Counseling the Caregivers

Some companies have also sought to provide emotional guidance to managers and HR officials, especially where they are the first point of contact with employees seeking medical or emotional help.

YourDOST has organized sessions for these first responders and trained them on how to support team members who are dealing with a health problem at home, Singh said. In cases where there is an adverse outcome, such as an employee losing a family member, some first-responders end up taking it personally.

“There’s a lot of guilt, and some people say, ‘Oh, probably I should have made more calls; maybe I didn’t do enough,’ ” Singh said. Even counselors need to be taken care of, as they too often have dealt with COVID-19-related issues.

Due to COVID-19, 40 percent of the counseling staff at was not working in April and May, Gangrade said.
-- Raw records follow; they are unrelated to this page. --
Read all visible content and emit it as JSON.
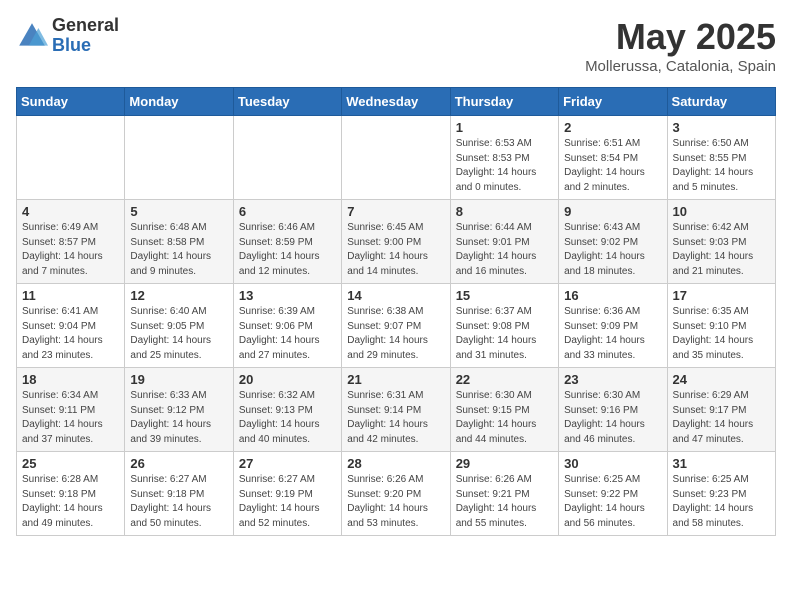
{
  "logo": {
    "general": "General",
    "blue": "Blue"
  },
  "title": "May 2025",
  "location": "Mollerussa, Catalonia, Spain",
  "days_of_week": [
    "Sunday",
    "Monday",
    "Tuesday",
    "Wednesday",
    "Thursday",
    "Friday",
    "Saturday"
  ],
  "weeks": [
    [
      {
        "day": "",
        "info": ""
      },
      {
        "day": "",
        "info": ""
      },
      {
        "day": "",
        "info": ""
      },
      {
        "day": "",
        "info": ""
      },
      {
        "day": "1",
        "info": "Sunrise: 6:53 AM\nSunset: 8:53 PM\nDaylight: 14 hours and 0 minutes."
      },
      {
        "day": "2",
        "info": "Sunrise: 6:51 AM\nSunset: 8:54 PM\nDaylight: 14 hours and 2 minutes."
      },
      {
        "day": "3",
        "info": "Sunrise: 6:50 AM\nSunset: 8:55 PM\nDaylight: 14 hours and 5 minutes."
      }
    ],
    [
      {
        "day": "4",
        "info": "Sunrise: 6:49 AM\nSunset: 8:57 PM\nDaylight: 14 hours and 7 minutes."
      },
      {
        "day": "5",
        "info": "Sunrise: 6:48 AM\nSunset: 8:58 PM\nDaylight: 14 hours and 9 minutes."
      },
      {
        "day": "6",
        "info": "Sunrise: 6:46 AM\nSunset: 8:59 PM\nDaylight: 14 hours and 12 minutes."
      },
      {
        "day": "7",
        "info": "Sunrise: 6:45 AM\nSunset: 9:00 PM\nDaylight: 14 hours and 14 minutes."
      },
      {
        "day": "8",
        "info": "Sunrise: 6:44 AM\nSunset: 9:01 PM\nDaylight: 14 hours and 16 minutes."
      },
      {
        "day": "9",
        "info": "Sunrise: 6:43 AM\nSunset: 9:02 PM\nDaylight: 14 hours and 18 minutes."
      },
      {
        "day": "10",
        "info": "Sunrise: 6:42 AM\nSunset: 9:03 PM\nDaylight: 14 hours and 21 minutes."
      }
    ],
    [
      {
        "day": "11",
        "info": "Sunrise: 6:41 AM\nSunset: 9:04 PM\nDaylight: 14 hours and 23 minutes."
      },
      {
        "day": "12",
        "info": "Sunrise: 6:40 AM\nSunset: 9:05 PM\nDaylight: 14 hours and 25 minutes."
      },
      {
        "day": "13",
        "info": "Sunrise: 6:39 AM\nSunset: 9:06 PM\nDaylight: 14 hours and 27 minutes."
      },
      {
        "day": "14",
        "info": "Sunrise: 6:38 AM\nSunset: 9:07 PM\nDaylight: 14 hours and 29 minutes."
      },
      {
        "day": "15",
        "info": "Sunrise: 6:37 AM\nSunset: 9:08 PM\nDaylight: 14 hours and 31 minutes."
      },
      {
        "day": "16",
        "info": "Sunrise: 6:36 AM\nSunset: 9:09 PM\nDaylight: 14 hours and 33 minutes."
      },
      {
        "day": "17",
        "info": "Sunrise: 6:35 AM\nSunset: 9:10 PM\nDaylight: 14 hours and 35 minutes."
      }
    ],
    [
      {
        "day": "18",
        "info": "Sunrise: 6:34 AM\nSunset: 9:11 PM\nDaylight: 14 hours and 37 minutes."
      },
      {
        "day": "19",
        "info": "Sunrise: 6:33 AM\nSunset: 9:12 PM\nDaylight: 14 hours and 39 minutes."
      },
      {
        "day": "20",
        "info": "Sunrise: 6:32 AM\nSunset: 9:13 PM\nDaylight: 14 hours and 40 minutes."
      },
      {
        "day": "21",
        "info": "Sunrise: 6:31 AM\nSunset: 9:14 PM\nDaylight: 14 hours and 42 minutes."
      },
      {
        "day": "22",
        "info": "Sunrise: 6:30 AM\nSunset: 9:15 PM\nDaylight: 14 hours and 44 minutes."
      },
      {
        "day": "23",
        "info": "Sunrise: 6:30 AM\nSunset: 9:16 PM\nDaylight: 14 hours and 46 minutes."
      },
      {
        "day": "24",
        "info": "Sunrise: 6:29 AM\nSunset: 9:17 PM\nDaylight: 14 hours and 47 minutes."
      }
    ],
    [
      {
        "day": "25",
        "info": "Sunrise: 6:28 AM\nSunset: 9:18 PM\nDaylight: 14 hours and 49 minutes."
      },
      {
        "day": "26",
        "info": "Sunrise: 6:27 AM\nSunset: 9:18 PM\nDaylight: 14 hours and 50 minutes."
      },
      {
        "day": "27",
        "info": "Sunrise: 6:27 AM\nSunset: 9:19 PM\nDaylight: 14 hours and 52 minutes."
      },
      {
        "day": "28",
        "info": "Sunrise: 6:26 AM\nSunset: 9:20 PM\nDaylight: 14 hours and 53 minutes."
      },
      {
        "day": "29",
        "info": "Sunrise: 6:26 AM\nSunset: 9:21 PM\nDaylight: 14 hours and 55 minutes."
      },
      {
        "day": "30",
        "info": "Sunrise: 6:25 AM\nSunset: 9:22 PM\nDaylight: 14 hours and 56 minutes."
      },
      {
        "day": "31",
        "info": "Sunrise: 6:25 AM\nSunset: 9:23 PM\nDaylight: 14 hours and 58 minutes."
      }
    ]
  ]
}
The company added more than 40 counselors in May to bridge the gap. At the same time, Gangrade said they’ve been conscious of not overloading their therapists with too many grief sessions, as those can be draining.

“There is a caregiving fatigue that is settling in,” she said. To manage this, they’ve been providing their counselors with a half day off between sessions. “We’re giving them very specialized therapy around caregiver fatigue,” Gangrade added.

It remains to be seen if the recent demand for EAP services in India augurs for a fundamental shift in the way companies view EAPs. Some wellness providers think so.

Singh said that companies and HR are realizing that in order to be empathetic organizations and professionals, they must support employees’ emotional wellness, and that support must come from senior leadership.

“In the last year, I’ve seen that shift where HR has really pushed [top management] to say it cannot be just my agenda, it needs to be your agenda as well,” Singh said.

Companies also need to recognize that the benefits of these services come over the long haul. “EAPs are not a magic wand that you put in today and in one month’s time you see a return on investment,” Alam said. “It entails a shift in terms of your culture.”